April 19, 2024

American Heart Association Proposes Change to Salt’s GRAS Status

The American Heart Association has commented on the FDA’s proposal to reduce American consumer’s sodium consumption with an interesting twist. That organization would like to see salt’s status as a “safe ingredient” modified. The AHA would also like to see more limits put on the process that lets food companies make their own GRAS determinations.

The GRAS List

GRAS stands for Generally Regarded As Safe. That list of food additives was developed in 1958 as an amendment to the 1938 Federal Food, Drug, and Cosmetics Act. It distinguishes between new additives that need FDA approval before use, and additives and ingredients that have been used for years and are deemed safe “with a consensus of expert opinion” and “reasonable scientific certainty that the substance is harmless when used as intended.” Ingredients such as salt and sugar are on the GRAS list.

SaltThat sounds reasonable, but some substances that have been on the GRAS list since 1958 have since been banned. For instance, cyclamates were on the original 1958 GRAS list. They were banned in 1969 when they were shown to be carcinogenic in rats.

Another substance, monosodium glutamate (MSG) is on the GRAS list, although many people have adverse physical reactions to that ingredient. In 2003, the government started requiring that MSG be listed on food labels so consumers could avoid it.

The Salt Issue

In its comment, the AHA stated that experts think sodium, one of the two components of salt, “has negative health consequences”, so it “does not meet the ‘safe’ requirement.” The AHA states:

“The main reason people continue to consume too much sodium is because there is too much salt added to the food supply… 77% of sodium in the diet comes from salt added to processed foods, beverages, and restaurant foods. Even fresh meats are being injected with sodium to add weight and moisture.”

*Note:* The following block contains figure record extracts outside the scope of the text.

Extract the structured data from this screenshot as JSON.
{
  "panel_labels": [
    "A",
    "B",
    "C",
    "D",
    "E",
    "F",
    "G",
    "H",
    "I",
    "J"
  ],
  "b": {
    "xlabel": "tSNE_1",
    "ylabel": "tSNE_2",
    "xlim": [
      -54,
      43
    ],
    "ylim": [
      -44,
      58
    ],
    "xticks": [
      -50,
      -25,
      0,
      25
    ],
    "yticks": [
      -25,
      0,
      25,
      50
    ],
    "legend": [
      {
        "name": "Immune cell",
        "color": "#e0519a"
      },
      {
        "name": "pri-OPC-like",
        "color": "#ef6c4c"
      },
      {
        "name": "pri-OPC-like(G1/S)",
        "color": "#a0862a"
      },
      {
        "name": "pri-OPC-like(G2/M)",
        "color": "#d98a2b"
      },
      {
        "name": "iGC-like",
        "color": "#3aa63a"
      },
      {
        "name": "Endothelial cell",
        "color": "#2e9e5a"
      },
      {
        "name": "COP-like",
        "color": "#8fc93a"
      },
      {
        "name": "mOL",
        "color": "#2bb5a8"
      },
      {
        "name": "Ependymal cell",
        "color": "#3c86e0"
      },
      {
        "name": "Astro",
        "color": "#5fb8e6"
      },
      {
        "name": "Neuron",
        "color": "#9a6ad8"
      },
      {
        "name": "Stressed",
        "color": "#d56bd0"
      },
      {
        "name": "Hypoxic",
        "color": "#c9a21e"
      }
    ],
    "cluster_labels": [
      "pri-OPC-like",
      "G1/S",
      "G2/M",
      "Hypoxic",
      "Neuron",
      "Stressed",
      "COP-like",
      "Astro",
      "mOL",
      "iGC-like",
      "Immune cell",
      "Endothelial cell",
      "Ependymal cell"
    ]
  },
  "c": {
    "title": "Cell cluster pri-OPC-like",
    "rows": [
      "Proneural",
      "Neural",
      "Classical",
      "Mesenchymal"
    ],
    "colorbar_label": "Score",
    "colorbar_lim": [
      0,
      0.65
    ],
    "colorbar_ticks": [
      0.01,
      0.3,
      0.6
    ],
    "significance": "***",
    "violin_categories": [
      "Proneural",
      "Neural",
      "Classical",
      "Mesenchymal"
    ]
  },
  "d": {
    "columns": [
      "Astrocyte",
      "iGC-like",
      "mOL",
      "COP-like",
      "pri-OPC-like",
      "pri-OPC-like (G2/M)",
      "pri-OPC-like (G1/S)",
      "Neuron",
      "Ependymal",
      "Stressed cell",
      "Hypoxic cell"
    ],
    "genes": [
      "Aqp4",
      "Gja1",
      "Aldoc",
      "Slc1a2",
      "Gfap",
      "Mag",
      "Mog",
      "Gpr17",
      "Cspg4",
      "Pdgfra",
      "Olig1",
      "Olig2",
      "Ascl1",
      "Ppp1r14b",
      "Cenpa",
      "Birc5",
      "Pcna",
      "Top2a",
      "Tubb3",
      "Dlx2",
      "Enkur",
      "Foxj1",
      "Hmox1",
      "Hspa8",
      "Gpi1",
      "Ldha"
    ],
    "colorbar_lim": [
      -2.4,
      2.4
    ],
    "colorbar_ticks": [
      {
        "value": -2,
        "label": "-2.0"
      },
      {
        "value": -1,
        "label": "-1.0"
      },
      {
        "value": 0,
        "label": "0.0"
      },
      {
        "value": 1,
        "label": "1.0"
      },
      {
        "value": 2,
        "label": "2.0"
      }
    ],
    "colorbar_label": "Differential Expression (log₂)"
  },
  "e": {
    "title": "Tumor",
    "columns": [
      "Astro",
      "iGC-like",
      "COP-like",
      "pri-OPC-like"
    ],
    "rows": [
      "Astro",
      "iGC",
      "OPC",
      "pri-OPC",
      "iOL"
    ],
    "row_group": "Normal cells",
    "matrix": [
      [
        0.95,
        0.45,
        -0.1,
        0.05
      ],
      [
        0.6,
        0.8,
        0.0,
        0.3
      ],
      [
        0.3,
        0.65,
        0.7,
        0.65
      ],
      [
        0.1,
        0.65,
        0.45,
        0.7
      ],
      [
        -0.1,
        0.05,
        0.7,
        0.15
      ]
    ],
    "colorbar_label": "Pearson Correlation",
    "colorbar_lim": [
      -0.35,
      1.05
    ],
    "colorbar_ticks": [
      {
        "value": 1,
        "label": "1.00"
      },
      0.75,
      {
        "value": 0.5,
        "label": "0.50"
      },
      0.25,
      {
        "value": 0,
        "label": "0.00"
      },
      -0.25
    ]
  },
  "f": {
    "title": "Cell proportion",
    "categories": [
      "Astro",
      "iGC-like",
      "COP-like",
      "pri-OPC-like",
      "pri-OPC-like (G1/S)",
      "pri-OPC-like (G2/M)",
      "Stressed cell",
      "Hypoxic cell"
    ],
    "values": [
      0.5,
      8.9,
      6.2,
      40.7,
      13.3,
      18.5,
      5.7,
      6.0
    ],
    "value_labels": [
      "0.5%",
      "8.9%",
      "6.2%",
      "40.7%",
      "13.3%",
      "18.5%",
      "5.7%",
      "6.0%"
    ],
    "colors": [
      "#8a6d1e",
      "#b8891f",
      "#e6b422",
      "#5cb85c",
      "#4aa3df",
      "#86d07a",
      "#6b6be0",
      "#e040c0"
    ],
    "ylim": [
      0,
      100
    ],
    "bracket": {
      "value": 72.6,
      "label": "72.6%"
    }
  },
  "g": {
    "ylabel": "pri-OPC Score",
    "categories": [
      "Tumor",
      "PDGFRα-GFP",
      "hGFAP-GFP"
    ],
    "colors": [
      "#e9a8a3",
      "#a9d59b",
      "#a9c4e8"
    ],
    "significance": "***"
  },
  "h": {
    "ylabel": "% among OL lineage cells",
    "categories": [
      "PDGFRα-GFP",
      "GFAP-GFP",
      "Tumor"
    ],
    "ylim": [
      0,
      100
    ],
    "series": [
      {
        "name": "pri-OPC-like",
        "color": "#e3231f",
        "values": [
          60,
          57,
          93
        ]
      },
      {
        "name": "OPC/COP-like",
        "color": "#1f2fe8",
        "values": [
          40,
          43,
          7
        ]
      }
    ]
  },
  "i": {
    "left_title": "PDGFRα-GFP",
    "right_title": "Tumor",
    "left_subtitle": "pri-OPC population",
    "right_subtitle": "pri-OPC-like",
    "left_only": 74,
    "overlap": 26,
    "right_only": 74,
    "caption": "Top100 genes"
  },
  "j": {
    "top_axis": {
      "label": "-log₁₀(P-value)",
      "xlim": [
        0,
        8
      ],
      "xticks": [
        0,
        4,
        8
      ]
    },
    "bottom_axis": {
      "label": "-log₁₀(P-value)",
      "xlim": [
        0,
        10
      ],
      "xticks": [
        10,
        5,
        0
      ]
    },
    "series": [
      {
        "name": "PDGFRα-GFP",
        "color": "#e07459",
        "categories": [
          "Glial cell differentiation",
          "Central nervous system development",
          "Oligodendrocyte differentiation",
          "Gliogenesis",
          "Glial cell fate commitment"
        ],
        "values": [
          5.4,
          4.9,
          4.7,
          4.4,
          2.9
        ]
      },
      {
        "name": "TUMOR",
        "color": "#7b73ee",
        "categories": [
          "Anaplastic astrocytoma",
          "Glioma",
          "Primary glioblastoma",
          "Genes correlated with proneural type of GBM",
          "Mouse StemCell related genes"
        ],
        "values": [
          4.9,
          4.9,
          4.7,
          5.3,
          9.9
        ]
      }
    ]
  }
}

The ubiquitous nature of sodium in processed foods makes it very difficult for consumers to control the amount of sodium they consume. The AHA believes that an overall reduction in sodium content in the food supply is necessary. One way to accomplish that is to change salt’s GRAS status.

Salt was one of the GRAS substances that the FDA thought about reviewing in 19. The Select Committee on GRAS Substances said at that time that, “It is the prevalent judgment of the scientific community that consumption of sodium chloride in the aggregate should be lowered.” The FDA took no action then.

In 1978, the Center for Science in the Public Interest (CSPI) asked the FDA to revoke sodium’s GRAS status and wanted the government to regulate that ingredient as a food additive. The FDA declined to do so that that time, but stated that “if the sodium content of processed food was not ‘substantially reduced’ it would consider … changing salt’s GRAS status.” The CSPI also petitioned the FDA in 2011 to regulate salt in processed foods.

There are some voluntary “sodium reduction efforts” currently taking place in the food industry and restaurant industry. But the AHA thinks those efforts do not go far enough, partially because food companies often manufacture the same product with less salt for markets outside the United States.

And mandatory regulations for salt content restriction are 20 times more effective than voluntary restrictions, according to a 2010 study published in the Journal Heart. In Britain, for instance, the United Kingdom’s Consensus Action on Salt and Health has reduced sodium consumption by 10% within five years.

The AHA would like to see the FDA reduce sodium content in processed foods over a period of years to let companies and restaurants adapt. Intermediate limits could be set until an ideal limit is reached.

The Self-Affirming Issue

One problem with the system, as it stands now, the AHA says, is that food manufacturers are allowed to self-affirm a GRAS designation and are not required to inform the FDA about that designation. The AHA would like to see the GRAS process strengthened.

The AHA stated:

“Food manufacturers make their own GRAS determinations. If a manufacturer determines that a use of a substance is GRAS as set forth in the FDA regulations, it does not need to seek premarket approval from the FDA to use the substance in that way.

We are further concerned that manufacturers may choose – but are not required – to notify the FDA of their GRAS determination. If manufacturers choose not to submit notifications to the Agency, the FDA will, in general, have no information about those GRAS determinations.

Another weakness in the GRAS process is that there is no mechanism for systematically ensuring the independence and sufficiency of the expert determinations that companies may rely on for their GRAS determinations.”

The Government Accountability Office (GAO) published a report in 2010 that echoes these concerns. The AHA would like to see random audits and guidance for documenting GRAS determinations, along with requirements for FDA notification.